Toutes les deux semaines, une chronique rédigée par le collectif internationaliste franco-syrien Interstices-Fajawat, afin de mieux comprendre la situation complexe, mouvante et passionnante en Syrie suite à la chute de la dictature. Voici le dixième épisode, ce 13 avril 2025, écrit depuis la Syrie.

Le rythme de nos chroniques s’est un peu ralenti, parce que nous nous sommes déplacés de Suwayda vers Damas et sa périphérie, où nous avons passé plusieurs jours dans les quartiers martyrisés de Yarmouk, Tadamon et Darayya. Nous y avons rencontré et interviewé des résident-es, ou plutôt des survivant-es, et nous avons traversés des espaces dont l’étendue de destruction est difficile à décrire.
Les ancien-nes habitant-es, dont beaucoup sont des réfugié-es de Palestine (1948) et du Golan (1967), reviennent doucement reprendre leurs marques dans des paysages dévastés où chaque « rue » reste marquée par la mémoire fantôme de meurtres et de massacres commis par les occupants des lieux, qu’ils soient des mercenaires d’Assad où des groupes liés à Jabhat Al-Nusra ou à l’Etat Islamique. Nous y retournerons dans quelques jours à l’occasion de la commémoration du massacre de Tadamon commis le 16 avril 2013. Il s’agit de l’exécution, en banlieue de Damas, de centaines de civils par des soldats d’Al Assad : ils avaient précipité les victimes, les yeux bandés, dans une fosse commune creusée au milieu d’une rue, avant de brûler les corps avec des pneus pour empêcher toute identification. Le massacre avait été filmé par un soldat.
Veuillez nous excuser par conséquent si notre chronique du jour porte essentiellement sur le Sud du Pays, où l’on a davantage de nouvelles de première main…
Instabilité à Deraa, berceau de la révolution de 2011
Le 3 avril, l’armée d’occupation israélienne s’est heurté une première fois à une opposition armée dans les environs de Nawa (Gouvernorat de Deraa), alors qu’elle tentait de s’emparer d’un nouveau barrage hydraulique. En réponse à la résistance locale Israël a lancé une frappe sur la ville, tuant 11 civils.
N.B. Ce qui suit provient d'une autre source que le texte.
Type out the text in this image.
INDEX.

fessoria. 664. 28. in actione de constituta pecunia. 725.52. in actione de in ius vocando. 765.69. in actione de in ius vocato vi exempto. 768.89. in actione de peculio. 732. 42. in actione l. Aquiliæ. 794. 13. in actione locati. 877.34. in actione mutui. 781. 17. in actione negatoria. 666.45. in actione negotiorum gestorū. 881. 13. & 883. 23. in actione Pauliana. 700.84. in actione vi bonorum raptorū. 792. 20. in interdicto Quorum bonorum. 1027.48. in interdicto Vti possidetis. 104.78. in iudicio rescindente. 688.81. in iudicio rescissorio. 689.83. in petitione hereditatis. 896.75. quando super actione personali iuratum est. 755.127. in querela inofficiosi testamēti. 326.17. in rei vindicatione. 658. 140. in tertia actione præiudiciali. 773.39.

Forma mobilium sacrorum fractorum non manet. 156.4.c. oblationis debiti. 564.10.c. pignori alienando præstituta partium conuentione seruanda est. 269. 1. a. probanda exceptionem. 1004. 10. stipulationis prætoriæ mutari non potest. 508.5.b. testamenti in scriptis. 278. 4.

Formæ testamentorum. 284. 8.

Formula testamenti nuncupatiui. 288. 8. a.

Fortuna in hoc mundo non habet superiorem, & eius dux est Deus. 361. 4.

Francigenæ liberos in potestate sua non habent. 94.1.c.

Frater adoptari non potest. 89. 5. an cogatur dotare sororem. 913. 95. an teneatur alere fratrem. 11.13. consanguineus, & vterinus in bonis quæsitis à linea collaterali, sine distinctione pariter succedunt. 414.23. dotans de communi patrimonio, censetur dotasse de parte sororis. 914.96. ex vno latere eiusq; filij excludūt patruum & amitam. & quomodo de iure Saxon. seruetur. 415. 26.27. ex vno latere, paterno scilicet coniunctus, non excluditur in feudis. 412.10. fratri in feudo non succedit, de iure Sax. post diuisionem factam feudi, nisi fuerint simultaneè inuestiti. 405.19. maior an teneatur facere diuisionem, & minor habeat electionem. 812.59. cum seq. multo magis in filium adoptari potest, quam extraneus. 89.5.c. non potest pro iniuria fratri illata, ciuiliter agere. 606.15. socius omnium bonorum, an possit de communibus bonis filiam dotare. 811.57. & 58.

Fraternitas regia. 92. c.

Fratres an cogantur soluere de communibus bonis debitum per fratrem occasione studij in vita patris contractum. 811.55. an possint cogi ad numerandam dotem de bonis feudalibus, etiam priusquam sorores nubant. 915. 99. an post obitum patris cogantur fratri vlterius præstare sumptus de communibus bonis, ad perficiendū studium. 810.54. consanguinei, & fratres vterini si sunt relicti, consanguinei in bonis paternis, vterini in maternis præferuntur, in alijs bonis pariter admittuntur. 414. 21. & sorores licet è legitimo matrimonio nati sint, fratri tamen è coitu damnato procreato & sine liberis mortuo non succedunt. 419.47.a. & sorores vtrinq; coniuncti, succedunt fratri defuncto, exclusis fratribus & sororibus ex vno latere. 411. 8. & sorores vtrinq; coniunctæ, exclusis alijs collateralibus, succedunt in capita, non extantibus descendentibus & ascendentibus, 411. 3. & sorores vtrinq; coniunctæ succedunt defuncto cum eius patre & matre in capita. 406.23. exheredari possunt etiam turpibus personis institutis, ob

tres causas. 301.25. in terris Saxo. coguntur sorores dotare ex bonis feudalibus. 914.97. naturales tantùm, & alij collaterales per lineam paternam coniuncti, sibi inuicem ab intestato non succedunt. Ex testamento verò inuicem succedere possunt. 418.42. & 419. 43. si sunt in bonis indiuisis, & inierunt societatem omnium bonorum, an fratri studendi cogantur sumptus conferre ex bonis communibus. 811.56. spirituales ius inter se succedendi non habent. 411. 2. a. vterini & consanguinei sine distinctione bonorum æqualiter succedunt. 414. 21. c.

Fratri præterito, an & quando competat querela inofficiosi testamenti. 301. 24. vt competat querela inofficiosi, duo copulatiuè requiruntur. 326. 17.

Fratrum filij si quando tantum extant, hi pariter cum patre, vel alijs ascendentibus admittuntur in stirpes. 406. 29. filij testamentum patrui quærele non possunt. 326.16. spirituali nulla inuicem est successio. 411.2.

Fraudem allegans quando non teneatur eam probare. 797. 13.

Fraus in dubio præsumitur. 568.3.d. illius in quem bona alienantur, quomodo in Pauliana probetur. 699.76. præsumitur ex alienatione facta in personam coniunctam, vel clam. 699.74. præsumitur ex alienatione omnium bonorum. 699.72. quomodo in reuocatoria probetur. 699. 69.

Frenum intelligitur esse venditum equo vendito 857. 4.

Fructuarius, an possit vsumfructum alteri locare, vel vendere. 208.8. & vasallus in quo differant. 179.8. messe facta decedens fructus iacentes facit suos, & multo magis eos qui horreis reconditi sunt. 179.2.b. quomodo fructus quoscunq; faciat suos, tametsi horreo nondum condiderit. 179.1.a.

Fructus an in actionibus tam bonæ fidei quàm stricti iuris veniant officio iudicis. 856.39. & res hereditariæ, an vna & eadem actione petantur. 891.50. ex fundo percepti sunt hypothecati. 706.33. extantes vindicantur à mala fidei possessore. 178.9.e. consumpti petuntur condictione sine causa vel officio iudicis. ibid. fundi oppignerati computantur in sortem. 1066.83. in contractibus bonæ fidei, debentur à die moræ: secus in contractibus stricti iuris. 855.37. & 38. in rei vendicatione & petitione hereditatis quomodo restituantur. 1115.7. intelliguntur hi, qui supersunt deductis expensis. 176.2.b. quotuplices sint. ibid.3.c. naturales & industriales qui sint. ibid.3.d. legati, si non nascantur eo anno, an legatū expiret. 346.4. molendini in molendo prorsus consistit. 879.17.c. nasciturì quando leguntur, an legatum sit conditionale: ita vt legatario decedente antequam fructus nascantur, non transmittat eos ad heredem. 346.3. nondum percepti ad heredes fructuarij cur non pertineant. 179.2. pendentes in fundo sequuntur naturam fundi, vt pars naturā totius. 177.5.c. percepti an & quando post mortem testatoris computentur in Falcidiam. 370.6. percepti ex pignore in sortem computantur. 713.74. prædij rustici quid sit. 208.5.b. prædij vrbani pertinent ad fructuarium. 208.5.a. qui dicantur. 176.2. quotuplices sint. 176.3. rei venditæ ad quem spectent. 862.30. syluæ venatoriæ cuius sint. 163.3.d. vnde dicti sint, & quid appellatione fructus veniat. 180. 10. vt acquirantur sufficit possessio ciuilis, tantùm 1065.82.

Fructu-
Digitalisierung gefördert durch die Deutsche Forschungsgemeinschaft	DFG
Des manifestations ont surgi dans plusieurs villes du pays et les funérailles des martyrs ont rassemblé plusieurs milliers de personnes à Nawa.
Si le «gouvernement de transition à durée indéterminée» a bien condamné les frappes et l’invasion israélienne, sa réaction reste timide et Sharaa brille toujours par son absence auprès des populations de Deraa, qui sont pourtant les premières à avoir fait trembler le pouvoir d’Assad en 2011. Dans le même temps, Israël a réduit à néant l’aéroport militaire de Hama, faisant monter d’un cran la tension avec la Turquie qui ne cache pas ses intentions d’installer des bases militaires au cœur de la Syrie. Au cours des dernières heures, les médias locaux et internationaux n’ont cessé de monter en épingle la confrontation virile entre Netanyahu et Erdogan : espérons que la Syrie ne devienne pas de nouveau le terrain de confrontation de leurs impérialismes mégalomaniaques.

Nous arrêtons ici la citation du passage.